A threshold test is a test inserted into a deployment pipeline that monitors some measurable phenomenon by comparing the value in the current build against a threshold value. Should the current build's value pass the threshold, the test fails, failing the build.
A common example use of threshold tests is in performance. The team takes a representative set of operations and times them. They then set a threshold test to fail should these operations take some significant amount of time greater than this current value. Thresholds like this are handy for spotting cases where a commit introduces a performance degradation. In data-intensive applications, these often occur due to badly written queries or poor use of indexing.
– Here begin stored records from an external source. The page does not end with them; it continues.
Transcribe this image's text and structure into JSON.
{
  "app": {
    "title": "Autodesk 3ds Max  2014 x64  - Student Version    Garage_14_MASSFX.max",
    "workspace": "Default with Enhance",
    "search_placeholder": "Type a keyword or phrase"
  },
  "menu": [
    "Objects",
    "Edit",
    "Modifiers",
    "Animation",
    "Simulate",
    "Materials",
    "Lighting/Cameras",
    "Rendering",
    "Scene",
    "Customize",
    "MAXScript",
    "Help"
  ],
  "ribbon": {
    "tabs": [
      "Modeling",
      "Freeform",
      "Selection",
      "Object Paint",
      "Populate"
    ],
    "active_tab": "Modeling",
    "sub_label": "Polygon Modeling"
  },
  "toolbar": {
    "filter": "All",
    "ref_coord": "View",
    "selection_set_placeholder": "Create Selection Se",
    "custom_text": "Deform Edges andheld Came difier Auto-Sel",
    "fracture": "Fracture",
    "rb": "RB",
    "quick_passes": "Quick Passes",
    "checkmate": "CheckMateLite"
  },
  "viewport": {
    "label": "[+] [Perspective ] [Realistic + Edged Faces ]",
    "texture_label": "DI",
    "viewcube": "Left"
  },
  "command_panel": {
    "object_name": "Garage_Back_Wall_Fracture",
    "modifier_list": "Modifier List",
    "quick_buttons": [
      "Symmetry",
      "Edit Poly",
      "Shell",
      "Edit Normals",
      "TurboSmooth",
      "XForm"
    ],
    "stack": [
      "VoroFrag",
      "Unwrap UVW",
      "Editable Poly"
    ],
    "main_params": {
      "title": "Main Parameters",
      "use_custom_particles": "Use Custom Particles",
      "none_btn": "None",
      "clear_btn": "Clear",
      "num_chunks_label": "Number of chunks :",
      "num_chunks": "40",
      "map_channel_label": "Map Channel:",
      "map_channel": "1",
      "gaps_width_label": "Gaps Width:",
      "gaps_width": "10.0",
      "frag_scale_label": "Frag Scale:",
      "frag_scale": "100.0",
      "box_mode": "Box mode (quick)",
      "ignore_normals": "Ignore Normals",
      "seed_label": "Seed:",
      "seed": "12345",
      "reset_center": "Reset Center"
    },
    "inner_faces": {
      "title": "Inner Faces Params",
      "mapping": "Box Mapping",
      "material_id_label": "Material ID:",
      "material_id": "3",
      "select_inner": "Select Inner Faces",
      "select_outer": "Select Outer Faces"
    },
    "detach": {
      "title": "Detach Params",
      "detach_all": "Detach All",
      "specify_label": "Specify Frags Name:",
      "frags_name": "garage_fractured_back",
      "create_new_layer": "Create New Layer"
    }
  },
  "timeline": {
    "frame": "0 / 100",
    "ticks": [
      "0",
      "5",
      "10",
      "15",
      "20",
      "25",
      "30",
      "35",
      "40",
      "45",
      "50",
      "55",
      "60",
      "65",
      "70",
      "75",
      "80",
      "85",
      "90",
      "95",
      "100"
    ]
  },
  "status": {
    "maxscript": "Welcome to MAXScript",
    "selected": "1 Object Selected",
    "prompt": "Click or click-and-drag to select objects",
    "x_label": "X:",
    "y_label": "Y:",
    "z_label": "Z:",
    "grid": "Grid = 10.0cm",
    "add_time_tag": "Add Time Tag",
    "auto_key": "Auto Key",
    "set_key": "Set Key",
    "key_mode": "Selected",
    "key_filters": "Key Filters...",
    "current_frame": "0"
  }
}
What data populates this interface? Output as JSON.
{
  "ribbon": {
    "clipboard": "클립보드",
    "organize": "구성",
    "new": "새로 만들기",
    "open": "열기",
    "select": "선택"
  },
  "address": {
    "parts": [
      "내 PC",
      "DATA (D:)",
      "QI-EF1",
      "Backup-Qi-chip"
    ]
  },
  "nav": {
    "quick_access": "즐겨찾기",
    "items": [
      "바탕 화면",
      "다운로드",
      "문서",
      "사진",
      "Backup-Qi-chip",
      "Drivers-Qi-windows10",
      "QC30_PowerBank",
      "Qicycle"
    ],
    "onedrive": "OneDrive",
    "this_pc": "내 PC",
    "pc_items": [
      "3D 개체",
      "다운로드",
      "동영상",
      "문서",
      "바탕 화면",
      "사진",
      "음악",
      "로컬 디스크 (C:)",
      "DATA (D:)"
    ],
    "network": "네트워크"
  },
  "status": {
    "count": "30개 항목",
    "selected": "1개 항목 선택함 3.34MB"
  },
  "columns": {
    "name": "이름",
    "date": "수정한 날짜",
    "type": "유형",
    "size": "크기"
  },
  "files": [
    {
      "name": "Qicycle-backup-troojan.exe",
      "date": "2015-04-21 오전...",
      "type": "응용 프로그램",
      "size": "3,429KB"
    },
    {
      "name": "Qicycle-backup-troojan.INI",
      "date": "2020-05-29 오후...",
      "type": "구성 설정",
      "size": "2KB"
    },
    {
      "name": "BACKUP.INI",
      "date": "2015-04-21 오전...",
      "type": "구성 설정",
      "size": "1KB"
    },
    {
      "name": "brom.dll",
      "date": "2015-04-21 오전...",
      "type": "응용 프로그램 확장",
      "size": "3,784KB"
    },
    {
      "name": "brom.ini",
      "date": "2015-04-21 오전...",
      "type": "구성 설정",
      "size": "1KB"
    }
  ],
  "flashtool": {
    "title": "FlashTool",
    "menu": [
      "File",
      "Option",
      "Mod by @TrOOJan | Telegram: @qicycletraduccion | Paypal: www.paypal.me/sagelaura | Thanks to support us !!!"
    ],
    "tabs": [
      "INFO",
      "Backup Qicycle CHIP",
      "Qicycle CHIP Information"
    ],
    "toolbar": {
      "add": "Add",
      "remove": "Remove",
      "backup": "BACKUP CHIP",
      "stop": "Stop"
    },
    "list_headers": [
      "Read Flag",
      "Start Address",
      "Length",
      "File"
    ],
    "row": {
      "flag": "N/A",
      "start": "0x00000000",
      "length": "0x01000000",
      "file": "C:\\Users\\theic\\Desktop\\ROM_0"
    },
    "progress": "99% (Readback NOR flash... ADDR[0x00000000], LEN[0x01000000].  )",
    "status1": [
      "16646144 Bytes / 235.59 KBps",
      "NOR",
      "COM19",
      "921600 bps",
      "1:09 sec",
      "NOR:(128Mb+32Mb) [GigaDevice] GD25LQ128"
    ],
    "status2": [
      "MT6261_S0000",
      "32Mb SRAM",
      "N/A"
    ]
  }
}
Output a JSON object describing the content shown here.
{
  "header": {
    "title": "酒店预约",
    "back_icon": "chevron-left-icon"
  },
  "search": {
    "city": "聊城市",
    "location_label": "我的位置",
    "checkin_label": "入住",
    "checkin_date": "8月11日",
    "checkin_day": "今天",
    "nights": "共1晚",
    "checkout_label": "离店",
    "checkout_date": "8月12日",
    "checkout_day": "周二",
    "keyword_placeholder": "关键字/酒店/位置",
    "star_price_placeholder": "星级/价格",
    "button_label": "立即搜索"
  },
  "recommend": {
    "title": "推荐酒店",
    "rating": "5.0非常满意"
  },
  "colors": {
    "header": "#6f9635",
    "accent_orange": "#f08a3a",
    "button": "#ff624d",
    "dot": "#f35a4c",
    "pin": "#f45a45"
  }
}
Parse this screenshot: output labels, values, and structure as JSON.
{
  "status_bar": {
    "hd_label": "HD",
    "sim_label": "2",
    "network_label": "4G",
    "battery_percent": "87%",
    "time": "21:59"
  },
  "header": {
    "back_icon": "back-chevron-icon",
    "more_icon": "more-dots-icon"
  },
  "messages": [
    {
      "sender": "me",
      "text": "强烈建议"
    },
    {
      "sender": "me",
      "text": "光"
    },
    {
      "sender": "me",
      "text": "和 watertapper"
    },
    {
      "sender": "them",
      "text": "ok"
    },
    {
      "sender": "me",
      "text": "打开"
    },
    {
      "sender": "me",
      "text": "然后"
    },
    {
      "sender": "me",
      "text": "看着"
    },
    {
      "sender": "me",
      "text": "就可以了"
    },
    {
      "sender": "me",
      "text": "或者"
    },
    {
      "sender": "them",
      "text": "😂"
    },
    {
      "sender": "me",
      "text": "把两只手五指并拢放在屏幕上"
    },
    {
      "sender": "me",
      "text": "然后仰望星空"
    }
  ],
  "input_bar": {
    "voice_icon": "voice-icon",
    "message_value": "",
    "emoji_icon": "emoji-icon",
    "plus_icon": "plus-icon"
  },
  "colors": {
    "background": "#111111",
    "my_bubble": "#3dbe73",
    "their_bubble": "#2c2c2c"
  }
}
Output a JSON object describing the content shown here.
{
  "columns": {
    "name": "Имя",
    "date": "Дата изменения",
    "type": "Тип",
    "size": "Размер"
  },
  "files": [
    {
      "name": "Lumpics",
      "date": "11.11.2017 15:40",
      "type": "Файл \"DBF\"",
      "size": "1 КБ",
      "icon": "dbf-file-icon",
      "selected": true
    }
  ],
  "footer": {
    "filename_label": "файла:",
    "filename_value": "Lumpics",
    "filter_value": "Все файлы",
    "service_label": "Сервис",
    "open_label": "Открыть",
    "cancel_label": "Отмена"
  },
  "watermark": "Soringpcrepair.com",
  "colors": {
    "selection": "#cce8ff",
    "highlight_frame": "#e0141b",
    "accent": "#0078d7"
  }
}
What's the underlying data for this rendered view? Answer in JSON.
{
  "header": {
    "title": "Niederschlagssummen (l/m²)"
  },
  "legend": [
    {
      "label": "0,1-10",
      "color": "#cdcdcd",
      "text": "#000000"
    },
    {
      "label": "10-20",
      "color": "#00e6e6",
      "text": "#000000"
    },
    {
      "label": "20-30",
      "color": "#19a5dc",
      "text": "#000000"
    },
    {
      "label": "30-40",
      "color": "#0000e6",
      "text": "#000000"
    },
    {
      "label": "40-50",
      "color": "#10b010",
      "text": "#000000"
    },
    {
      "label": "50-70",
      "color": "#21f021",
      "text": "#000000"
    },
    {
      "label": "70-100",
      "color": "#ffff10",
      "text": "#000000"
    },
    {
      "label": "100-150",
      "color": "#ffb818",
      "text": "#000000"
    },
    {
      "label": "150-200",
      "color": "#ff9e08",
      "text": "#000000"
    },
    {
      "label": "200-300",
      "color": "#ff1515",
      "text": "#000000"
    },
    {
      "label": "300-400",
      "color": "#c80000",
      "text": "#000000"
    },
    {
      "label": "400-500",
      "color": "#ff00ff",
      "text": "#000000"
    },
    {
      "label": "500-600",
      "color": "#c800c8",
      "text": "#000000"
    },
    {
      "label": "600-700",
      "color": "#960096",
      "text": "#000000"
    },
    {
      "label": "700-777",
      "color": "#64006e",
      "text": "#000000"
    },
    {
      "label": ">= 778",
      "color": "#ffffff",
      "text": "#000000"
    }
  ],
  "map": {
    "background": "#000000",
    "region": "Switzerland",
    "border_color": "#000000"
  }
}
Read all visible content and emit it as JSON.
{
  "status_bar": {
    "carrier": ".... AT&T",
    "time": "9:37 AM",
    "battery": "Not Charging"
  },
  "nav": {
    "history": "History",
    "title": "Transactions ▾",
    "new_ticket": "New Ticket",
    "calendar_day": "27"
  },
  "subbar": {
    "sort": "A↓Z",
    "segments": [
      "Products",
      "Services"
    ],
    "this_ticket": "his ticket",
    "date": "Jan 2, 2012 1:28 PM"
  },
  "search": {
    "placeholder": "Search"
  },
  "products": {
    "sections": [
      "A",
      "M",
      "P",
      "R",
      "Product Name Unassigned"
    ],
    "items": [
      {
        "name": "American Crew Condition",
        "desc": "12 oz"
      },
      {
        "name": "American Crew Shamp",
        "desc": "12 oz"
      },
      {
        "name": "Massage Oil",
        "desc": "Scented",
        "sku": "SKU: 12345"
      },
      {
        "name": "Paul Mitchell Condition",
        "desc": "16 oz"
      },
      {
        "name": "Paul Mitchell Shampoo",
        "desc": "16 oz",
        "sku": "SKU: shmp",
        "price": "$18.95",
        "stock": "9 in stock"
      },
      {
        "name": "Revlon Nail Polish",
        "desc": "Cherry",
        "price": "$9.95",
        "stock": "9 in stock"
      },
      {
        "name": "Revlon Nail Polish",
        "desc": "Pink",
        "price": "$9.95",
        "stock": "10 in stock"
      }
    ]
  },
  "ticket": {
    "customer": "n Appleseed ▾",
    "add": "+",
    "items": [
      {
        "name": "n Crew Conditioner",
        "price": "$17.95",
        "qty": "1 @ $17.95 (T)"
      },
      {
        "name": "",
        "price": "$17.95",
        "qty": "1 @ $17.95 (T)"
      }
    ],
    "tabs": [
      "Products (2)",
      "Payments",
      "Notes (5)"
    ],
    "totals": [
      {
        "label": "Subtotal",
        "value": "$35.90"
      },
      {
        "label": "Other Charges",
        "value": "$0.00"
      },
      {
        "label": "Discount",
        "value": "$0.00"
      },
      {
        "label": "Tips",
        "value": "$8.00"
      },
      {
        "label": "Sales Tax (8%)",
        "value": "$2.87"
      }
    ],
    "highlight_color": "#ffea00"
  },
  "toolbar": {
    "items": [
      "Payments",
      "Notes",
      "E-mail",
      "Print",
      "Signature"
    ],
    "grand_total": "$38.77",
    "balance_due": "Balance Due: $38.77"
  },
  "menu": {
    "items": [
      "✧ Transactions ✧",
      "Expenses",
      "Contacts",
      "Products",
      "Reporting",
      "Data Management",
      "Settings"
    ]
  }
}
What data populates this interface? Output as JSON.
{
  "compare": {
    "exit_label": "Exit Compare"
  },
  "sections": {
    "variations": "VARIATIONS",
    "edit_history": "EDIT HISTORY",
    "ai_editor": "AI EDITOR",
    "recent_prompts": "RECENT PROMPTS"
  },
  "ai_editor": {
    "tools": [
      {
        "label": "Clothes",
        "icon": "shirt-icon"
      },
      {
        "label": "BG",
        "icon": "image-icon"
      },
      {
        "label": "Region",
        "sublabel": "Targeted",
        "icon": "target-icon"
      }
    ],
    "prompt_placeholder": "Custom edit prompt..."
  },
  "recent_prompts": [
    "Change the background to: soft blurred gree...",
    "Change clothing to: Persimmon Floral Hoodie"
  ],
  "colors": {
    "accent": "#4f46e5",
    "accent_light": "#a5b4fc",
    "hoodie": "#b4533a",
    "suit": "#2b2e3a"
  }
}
By having a threshold test, you can spot this kind of problem when it's first introduced. This makes it easier to fix, since you know it's this commit that caused the failure, which cuts down where you have to search for the problem. Furthermore, maintaining a threshold test prevents these kinds of problems from building up in the code base. If you have many of these poor queries, then it's easier for more to creep in since their effects are obscured by the ones already present.
Threshold tests can be used with ratcheting, where you steadily tighten the threshold over time to improve the value. So, each time you add a commit that improves performance, you'd lower the threshold. This should help gradually improve performance over time. Using threshold tests with ratcheting is particularly helpful when you begin in a poor place and start a program of improvement.
There are times when a threshold test will fail and the team decides the threshold is too aggressive and relaxes the threshold. Depending on the circumstances, that may be the right thing to do -- the threshold test helps here by making this decision a conscious one.